Cette préoccupation s’accentue dans le cas des déclarations antérieures incompatibles parce que le juge des faits doit choisir entre deux déclarations faites par le même témoin, par opposition aux autres formes de ouï‑dire dans lesquelles une seule version des faits est présentée. Autrement dit, dans le cas des déclarations antérieures incompatibles, l’examen est axé sur la fiabilité relative de la déclaration antérieure et du témoignage entendu au procès, de sorte que des indices et garanties de fiabilité autres que ceux énoncés dans les arrêts Khan et Smith doivent être prévus afin que la déclaration antérieure soit soumise à une norme de fiabilité comparable avant que les déclarations de ce genre soient admises quant au fond. [Je souligne.]

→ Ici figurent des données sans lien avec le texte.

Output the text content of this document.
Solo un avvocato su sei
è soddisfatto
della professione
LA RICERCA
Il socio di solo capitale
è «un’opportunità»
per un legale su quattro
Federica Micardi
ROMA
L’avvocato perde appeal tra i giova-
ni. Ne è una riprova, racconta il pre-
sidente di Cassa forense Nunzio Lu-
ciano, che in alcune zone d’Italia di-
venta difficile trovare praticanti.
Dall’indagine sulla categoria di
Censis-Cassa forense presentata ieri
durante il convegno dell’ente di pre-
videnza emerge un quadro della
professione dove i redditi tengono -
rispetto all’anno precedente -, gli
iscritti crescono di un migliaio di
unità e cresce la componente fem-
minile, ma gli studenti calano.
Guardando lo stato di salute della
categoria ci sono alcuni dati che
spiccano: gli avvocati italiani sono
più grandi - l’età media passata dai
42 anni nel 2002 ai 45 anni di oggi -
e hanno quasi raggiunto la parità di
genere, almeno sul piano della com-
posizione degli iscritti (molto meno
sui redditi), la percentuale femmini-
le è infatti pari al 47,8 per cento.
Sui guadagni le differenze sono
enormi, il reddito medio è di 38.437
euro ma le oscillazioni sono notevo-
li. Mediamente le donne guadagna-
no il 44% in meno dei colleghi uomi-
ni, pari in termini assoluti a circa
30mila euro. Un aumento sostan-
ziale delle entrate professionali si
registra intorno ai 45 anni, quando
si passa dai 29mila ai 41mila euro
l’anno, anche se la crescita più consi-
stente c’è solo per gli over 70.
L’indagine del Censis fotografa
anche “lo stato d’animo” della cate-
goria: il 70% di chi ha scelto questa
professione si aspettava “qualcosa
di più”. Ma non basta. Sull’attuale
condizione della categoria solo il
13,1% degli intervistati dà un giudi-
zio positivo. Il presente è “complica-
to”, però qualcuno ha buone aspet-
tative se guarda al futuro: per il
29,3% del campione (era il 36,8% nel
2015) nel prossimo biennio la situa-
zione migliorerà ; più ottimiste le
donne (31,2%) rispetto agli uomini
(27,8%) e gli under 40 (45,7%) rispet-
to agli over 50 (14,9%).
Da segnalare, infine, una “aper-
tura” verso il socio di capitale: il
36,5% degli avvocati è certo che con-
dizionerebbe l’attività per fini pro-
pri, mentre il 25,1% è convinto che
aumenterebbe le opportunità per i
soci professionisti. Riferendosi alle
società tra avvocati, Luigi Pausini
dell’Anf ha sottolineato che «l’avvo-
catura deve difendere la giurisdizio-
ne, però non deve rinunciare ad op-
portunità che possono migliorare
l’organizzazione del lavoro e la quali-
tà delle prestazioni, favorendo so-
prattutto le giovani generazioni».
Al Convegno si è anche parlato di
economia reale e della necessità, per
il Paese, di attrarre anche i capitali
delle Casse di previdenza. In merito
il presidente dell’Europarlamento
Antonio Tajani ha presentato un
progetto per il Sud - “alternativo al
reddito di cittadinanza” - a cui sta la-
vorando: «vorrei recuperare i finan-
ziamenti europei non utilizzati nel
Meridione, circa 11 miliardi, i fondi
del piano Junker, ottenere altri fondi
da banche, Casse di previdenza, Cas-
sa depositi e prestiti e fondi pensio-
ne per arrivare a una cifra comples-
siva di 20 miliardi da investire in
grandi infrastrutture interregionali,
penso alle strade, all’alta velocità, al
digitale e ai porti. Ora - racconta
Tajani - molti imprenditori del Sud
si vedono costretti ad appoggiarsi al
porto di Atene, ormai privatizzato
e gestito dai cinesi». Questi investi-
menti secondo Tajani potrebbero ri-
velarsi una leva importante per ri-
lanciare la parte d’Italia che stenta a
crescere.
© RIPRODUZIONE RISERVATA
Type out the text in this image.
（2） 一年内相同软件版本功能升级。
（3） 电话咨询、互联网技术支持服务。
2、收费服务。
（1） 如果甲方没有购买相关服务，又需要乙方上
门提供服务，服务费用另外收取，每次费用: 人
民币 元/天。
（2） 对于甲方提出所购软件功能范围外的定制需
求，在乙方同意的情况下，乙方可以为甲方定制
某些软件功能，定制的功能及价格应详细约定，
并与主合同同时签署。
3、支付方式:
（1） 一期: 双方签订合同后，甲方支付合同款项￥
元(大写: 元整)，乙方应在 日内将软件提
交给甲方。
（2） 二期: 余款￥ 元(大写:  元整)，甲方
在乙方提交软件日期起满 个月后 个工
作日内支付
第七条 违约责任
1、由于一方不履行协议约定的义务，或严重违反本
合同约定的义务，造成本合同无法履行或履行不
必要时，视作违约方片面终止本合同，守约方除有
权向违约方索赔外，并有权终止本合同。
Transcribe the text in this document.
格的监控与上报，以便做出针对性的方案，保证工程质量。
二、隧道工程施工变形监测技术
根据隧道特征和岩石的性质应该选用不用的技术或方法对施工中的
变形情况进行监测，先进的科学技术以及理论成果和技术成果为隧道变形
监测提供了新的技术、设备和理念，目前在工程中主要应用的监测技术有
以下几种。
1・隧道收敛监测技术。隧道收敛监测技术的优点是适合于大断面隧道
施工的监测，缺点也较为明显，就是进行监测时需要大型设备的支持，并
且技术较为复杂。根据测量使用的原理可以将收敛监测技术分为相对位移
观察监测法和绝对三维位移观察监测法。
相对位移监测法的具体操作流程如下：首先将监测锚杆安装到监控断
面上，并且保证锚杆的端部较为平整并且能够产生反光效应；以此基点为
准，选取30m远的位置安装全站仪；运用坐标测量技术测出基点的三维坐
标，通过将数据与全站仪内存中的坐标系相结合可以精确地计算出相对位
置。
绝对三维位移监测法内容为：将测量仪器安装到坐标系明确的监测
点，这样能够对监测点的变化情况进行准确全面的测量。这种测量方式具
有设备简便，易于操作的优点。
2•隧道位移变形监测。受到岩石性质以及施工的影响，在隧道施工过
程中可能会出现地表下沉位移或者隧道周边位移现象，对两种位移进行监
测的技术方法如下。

[21] J’examinerai maintenant la question de savoir si la déclaration de Mme Pawliw satisfait à une « norme de fiabilité comparable » qui justifierait son admission en preuve suivant la méthode d’analyse raisonnée en matière de ouï‑dire.

2.2.2 Le seuil de fiabilité

[22] Comme l’impossibilité de vérifier la preuve constitue la préoccupation majeure sous‑jacente à la règle interdisant le ouï‑dire, l’exigence de fiabilité vise à déterminer les cas où cette difficulté est suffisamment surmontée pour justifier l’admission de la preuve à titre d’exception à la règle d’exclusion générale. Il y a deux manières — qui ne s’excluent pas mutuellement — de satisfaire à l’exigence de fiabilité. « Une manière consiste à démontrer qu’il n’y a pas de préoccupation réelle quant au caractère véridique ou non de la déclaration, vu les circonstances dans lesquelles elle a été faite. [. . .] Une autre manière de satisfaire à l’exigence de fiabilité consiste à démontrer que le fait que la déclaration soit relatée ne suscite aucune préoccupation réelle étant donné que, dans les circonstances, sa véracité et son exactitude peuvent néanmoins être suffisamment vérifiées » (Khelawon, par. 62‑63).

[23] Bien que les deux fondements ne soient pas mutuellement exclusifs, dans les cas où le déclarant est disponible pour être contre‑interrogé, l’examen portera nécessairement sur le dernier. Comme l’a expliqué la Cour dans l’arrêt Khelawon, au par. 76 :

Le facteur contextuel le plus important dans l’arrêt B. (K.G.) est la disponibilité du déclarant. Contrairement à la situation dans l’affaire Khan ou l’affaire Smith, le juge des faits est beaucoup mieux en mesure d’apprécier la fiabilité de la preuve parce que le déclarant est disponible pour être contre‑interrogé au sujet de sa déclaration antérieure incompatible. Par conséquent, l’examen du seuil de fiabilité applicable en matière d’admissibilité ne porte pas tant sur la question de savoir s’il y a un motif de croire que la déclaration est véridique que sur celle de savoir si le juge des faits sera en mesure d’apprécier rationnellement la preuve. Il faut chercher des substituts adéquats au processus qui aurait été disponible si la preuve avait été présentée de la façon habituelle, à savoir par l’entremise du témoin qui vient déposer sous la foi du serment ou d’une affirmation solennelle et qui subit un contre‑interrogatoire au moment précis où la déclaration est faite.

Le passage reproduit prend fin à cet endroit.